Area singer Alan Cline has won the right to compete in the semi-final round of the prestigious Metropolitan Opera National Council Auditions.
Cline, a baritone, earned this tremendous opportunity by being chosen as the 2017-18 regional winner from the Great Lakes Region. In April, he will compete with other regional winners on the stage of the world-famous opera house in New York City.
The story of his success is filled with irony. Cline is a relative “late bloomer” in the operatic world as he has been pursuing a singing career for only six or seven years. His first visit to the Met actually will be when he walks onto the main stage to sing in the auditions.
“I’ve never been to a show at the Met,” he said, noting that his introduction will be “to walk straight onto the stage, which scares me a little bit.”
After winning the regional round, Cline thought the next phase of competition would occur on a secondary stage of the Manhattan opera house. However, he learned he will appear on the Met’s main stage. This information, he admitted, “scared the heck out of me. That was a surprise that kind of opened my eyes wider.”
Cline, who grew up in Wellsburg, now lives in Mount Olivet. He works at C.A. House Music in St. Clairsville, plus teaches “lots and lots of voice lessons.”
Now, the West Liberty University alumnus will devote much of his time to prepare for the next Met auditions. He hasn’t chosen his vocal selections yet, but anticipates singing a repertoire similar to what he presented at the district and regional levels of the competition.
In preparation for the finals, Cline said he has had an “open lesson” with Dr. Linda Cowan, his former voice teacher at WLU. He also plans to meet with his former teachers at the prestigious Eastman School of Music in Rochester, N.Y., and then go to New York City to work with his vocal coach’s former teacher.
Cline plans to choose “the four best possible things that I can sing in a cohesive unit that I can present to the judges.” He added, “It’s going to be a whole team effort. I’ll have as many of my friends and colleagues hear me. I want to have just as many ears as possible in the decision making.”
The semi-final round of the auditions usually involves about 20 people, who are given piano accompaniment. Approximately 10 singers will go on to the finals, where they will be accompanied by the Metropolitan Opera Orchestra when they compete on the last weekend in April, Cline said. The judges will select three to six grand champions.

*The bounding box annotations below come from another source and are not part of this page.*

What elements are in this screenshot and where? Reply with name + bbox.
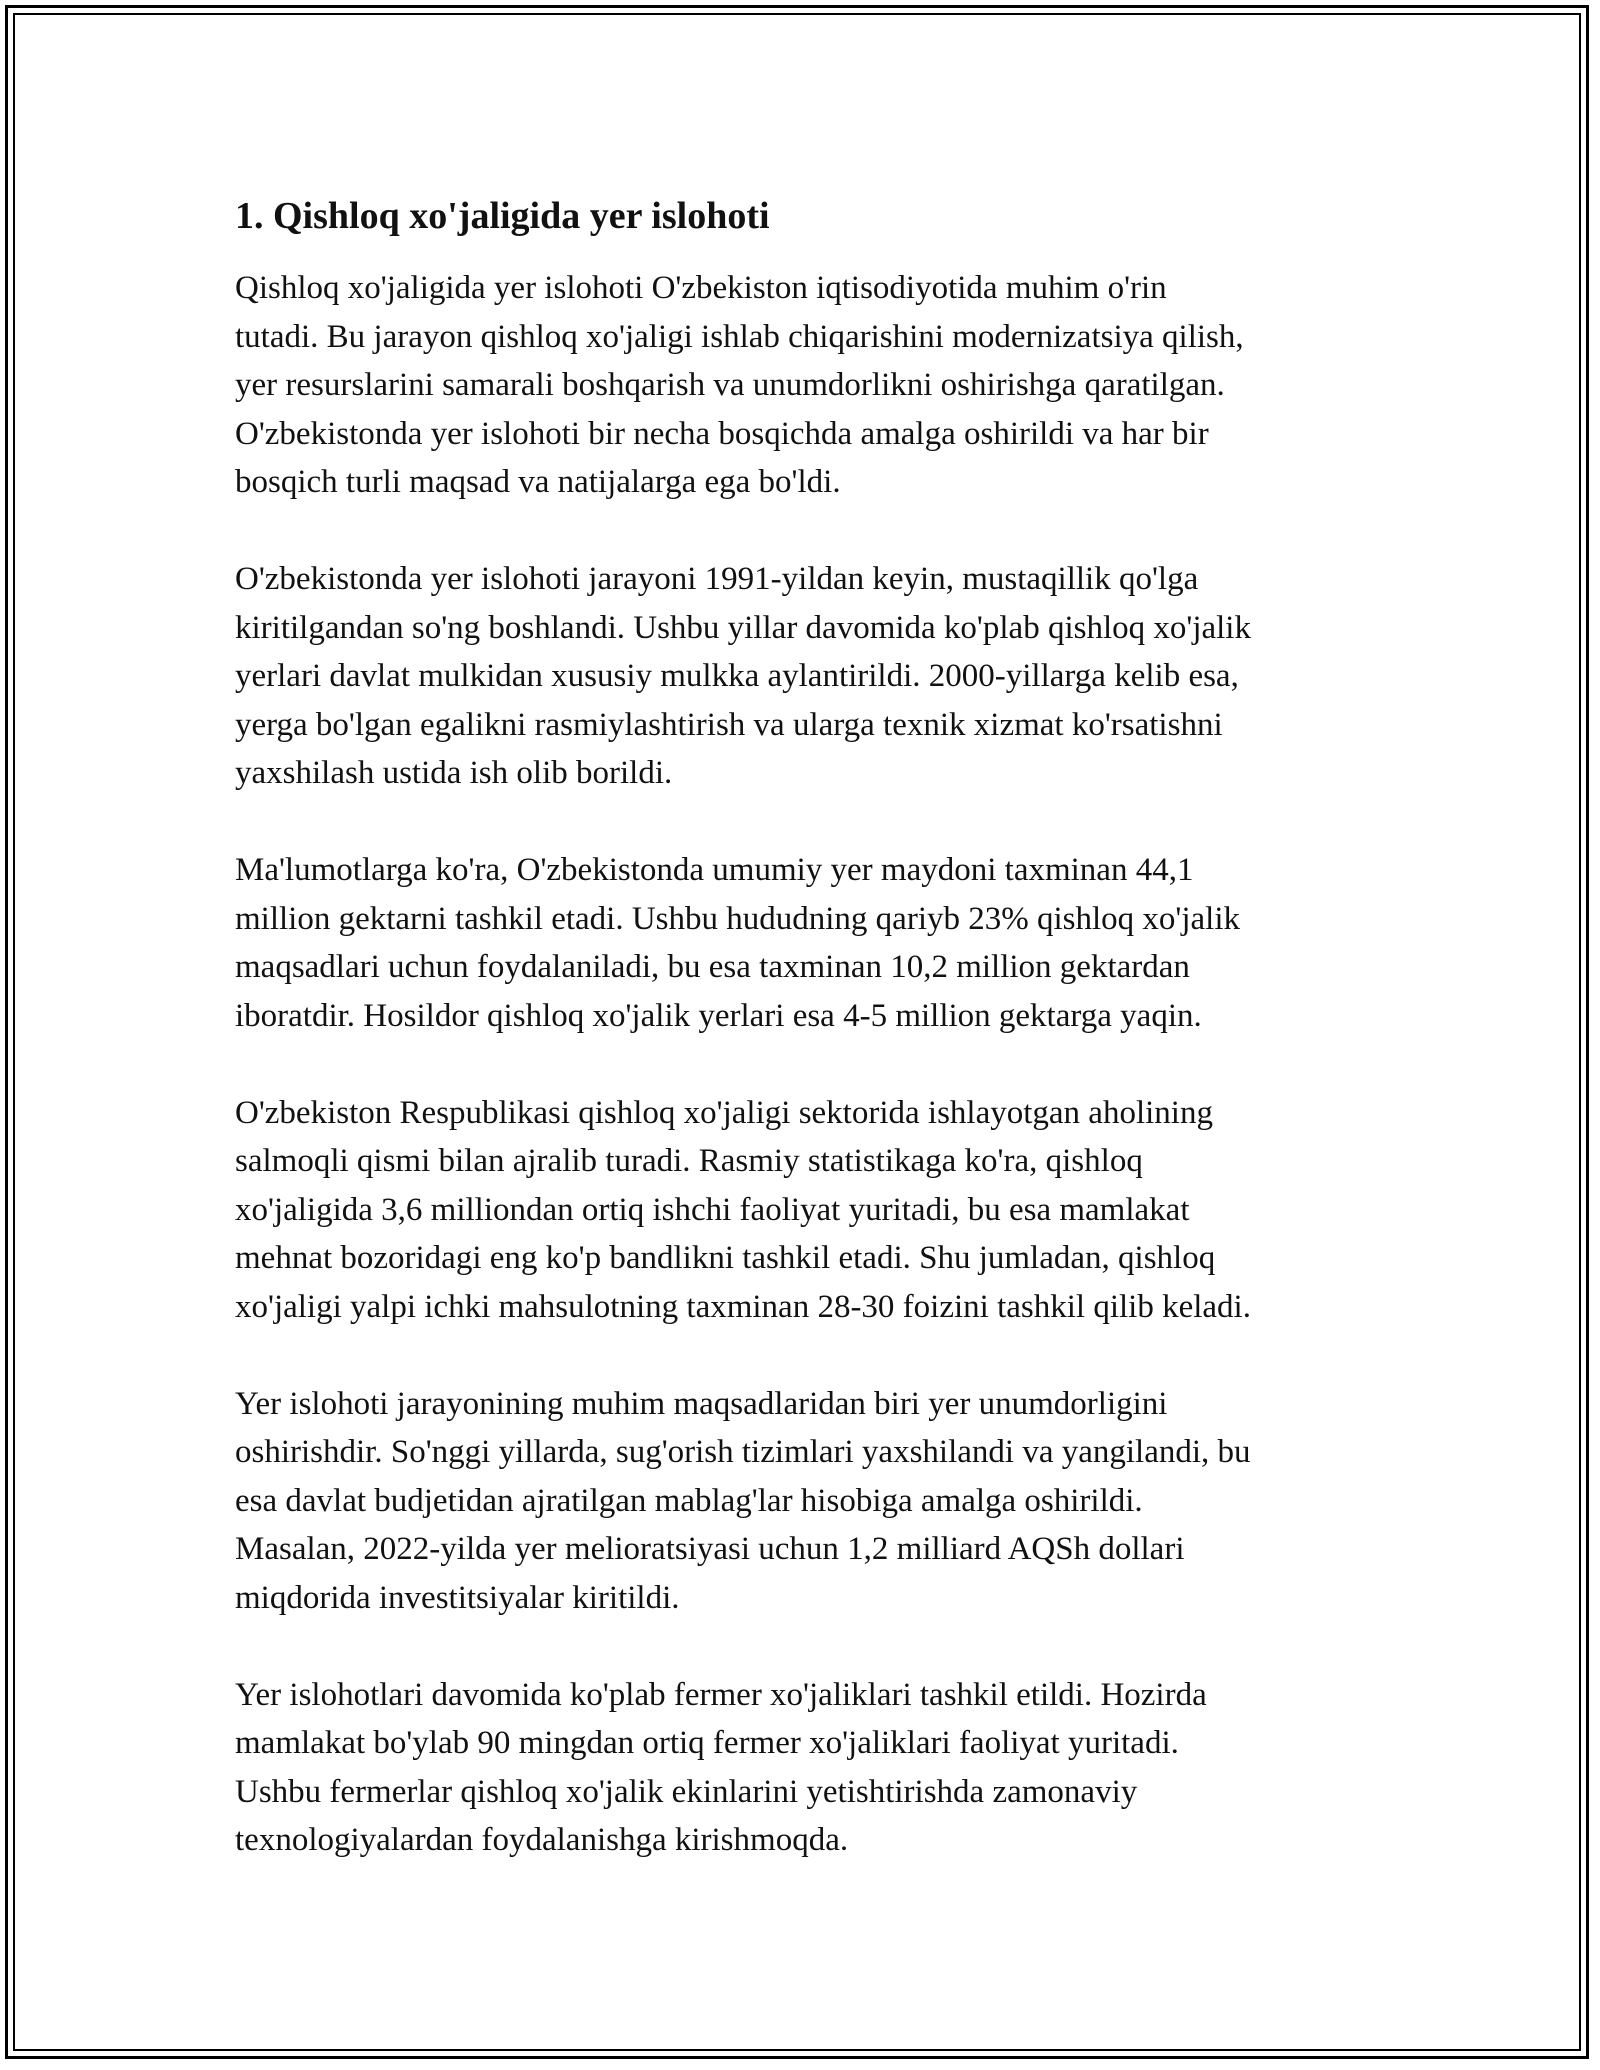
text-line: texnologiyalardan foydalanishga kirishmoqda. <box>235 1822 849 1858</box>
text-line: miqdorida investitsiyalar kiritildi. <box>235 1579 680 1616</box>
text-line: esa davlat budjetidan ajratilgan mablag'lar hisobiga amalga oshirildi. <box>235 1482 1143 1519</box>
paragraph-4 <box>235 1089 1395 1332</box>
text-line: xo'jaligida 3,6 milliondan ortiq ishchi faoliyat yuritadi, bu esa mamlakat <box>235 1191 1190 1228</box>
text-line: xo'jaligi yalpi ichki mahsulotning taxminan 28-30 foizini tashkil qilib keladi. <box>235 1288 1251 1325</box>
text-line: tutadi. Bu jarayon qishloq xo'jaligi ishlab chiqarishini modernizatsiya qilish, <box>235 318 1244 355</box>
text-line: oshirishdir. So'nggi yillarda, sug'orish tizimlari yaxshilandi va yangilandi, bu <box>235 1434 1251 1470</box>
text-line: O'zbekiston Respublikasi qishloq xo'jaligi sektorida ishlayotgan aholining <box>235 1094 1213 1131</box>
section-heading: 1. Qishloq xo'jaligida yer islohoti <box>235 195 770 237</box>
text-line: O'zbekistonda yer islohoti bir necha bosqichda amalga oshirildi va har bir <box>235 415 1209 452</box>
paragraph-5 <box>235 1380 1395 1623</box>
text-line: mehnat bozoridagi eng ko'p bandlikni tashkil etadi. Shu jumladan, qishloq <box>235 1240 1216 1276</box>
paragraph-3 <box>235 846 1395 1040</box>
text-line: mamlakat bo'ylab 90 mingdan ortiq fermer xo'jaliklari faoliyat yuritadi. <box>235 1725 1179 1761</box>
text-line: million gektarni tashkil etadi. Ushbu hududning qariyb 23% qishloq xo'jalik <box>235 900 1241 937</box>
paragraph-2 <box>235 555 1395 798</box>
text-line: yaxshilash ustida ish olib borildi. <box>235 755 673 791</box>
paragraph-1 <box>235 264 1395 507</box>
text-line: Yer islohotlari davomida ko'plab fermer xo'jaliklari tashkil etildi. Hozirda <box>235 1676 1207 1713</box>
text-line: yerlari davlat mulkidan xususiy mulkka aylantirildi. 2000-yillarga kelib esa, <box>235 658 1239 694</box>
text-line: iboratdir. Hosildor qishloq xo'jalik yerlari esa 4-5 million gektarga yaqin. <box>235 997 1202 1034</box>
text-line: maqsadlari uchun foydalaniladi, bu esa taxminan 10,2 million gektardan <box>235 949 1190 985</box>
text-line: Yer islohoti jarayonining muhim maqsadlaridan biri yer unumdorligini <box>235 1385 1168 1422</box>
text-line: Masalan, 2022-yilda yer melioratsiyasi uchun 1,2 milliard AQSh dollari <box>235 1531 1185 1567</box>
text-line: O'zbekistonda yer islohoti jarayoni 1991-yildan keyin, mustaqillik qo'lga <box>235 561 1199 597</box>
text-line: Ma'lumotlarga ko'ra, O'zbekistonda umumiy yer maydoni taxminan 44,1 <box>235 852 1194 888</box>
paragraph-6 <box>235 1671 1395 1865</box>
document-body <box>235 188 1395 1913</box>
text-line: kiritilgandan so'ng boshlandi. Ushbu yillar davomida ko'plab qishloq xo'jalik <box>235 609 1251 646</box>
text-line: Ushbu fermerlar qishloq xo'jalik ekinlarini yetishtirishda zamonaviy <box>235 1773 1138 1810</box>
text-line: bosqich turli maqsad va natijalarga ega bo'ldi. <box>235 464 841 500</box>
text-line: yer resurslarini samarali boshqarish va unumdorlikni oshirishga qaratilgan. <box>235 367 1225 403</box>
text-line: yerga bo'lgan egalikni rasmiylashtirish va ularga texnik xizmat ko'rsatishni <box>235 706 1223 743</box>
text-line: Qishloq xo'jaligida yer islohoti O'zbekiston iqtisodiyotida muhim o'rin <box>235 270 1167 306</box>
text-line: salmoqli qismi bilan ajralib turadi. Rasmiy statistikaga ko'ra, qishloq <box>235 1143 1143 1179</box>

In addition to winning a $15,000 grand prize, for competitors “one of the biggest things is exposure to agents,” he explained.
“Some will receive contracts through agencies.”
Signing a contract with an artist management agency and getting sent around the world to perform “would be my best goal,” he said.
Unlike the days when Wheeling native Eleanor Steber won first prize at the Metropolitan Opera Auditions of the Air and earned a Met contract in 1940, not many opera houses sign singers to exclusive contracts now, Cline said.
Cline never thought he would get this far in the auditions. “I anticipated I’d go to the district level, get some comments and try again next year,” he said.
He competed initially in the Pittsburgh District, along with a few dozen people. He and one other singer from the Pittsburgh District were picked to compete at the regional level.
He and six other singers participated in the Great Lakes Region auditions in Grand Rapids, Mich., in late January. He was the only entrant chosen to advance to the semi-final round.
Describing his mentors’ reaction to the exciting news, he said, “They lost it. I called Dr. Linda Cowan the moment I knew when I left the concert hall in Michigan.”
Benton Hess, senior vocal coach at the Eastman School, also is thrilled by his former student’s success. “It’s been quite a few years since he’s had someone in the finals,” Cline said.
Cowan, chair of WLU’s Department of Music and Theater, said the music department is proud of Cline. She commented, “Personally, I’m thrilled for him — this will bring big things his way. I know he will make a great showing in New York at the competition and he knows there are many fans rooting for him on the Hilltop!”
Cline studied instrumental music at West Liberty for a couple of years before pursuing operatic studies. Cowan noted, “Alan came in as the winner of the Wheeling Symphony Rachael Worby scholarship as a tuba major before switching to voice performance.”
Cowan said Cline had roles in WLU’s productions of “The Magic Flute” and “Hansel and Gretel.”In opera scenes, he played Scarpia in “Tosca” and Marcello in “La Boheme,” she said.
Cline, son of Ruth Ann and Wayne Cline of Wellsburg, graduated from Brooke High School in 2009 and received a Bachelor of Music degree in vocal performance from West Liberty in 2014. He earned a Master of Music degree from the Eastman School of Music in 2016. He served as an adjunct music instructor in New York State for a year before returning home to the Ohio Valley.
His wife, Lara Cline, is the new band director at Bellaire High School. She is a graduate of McGuffey High School in Washington County, Pa., and a graduate of West Liberty. “We met in marching band — of all the horrifying things,” he quipped.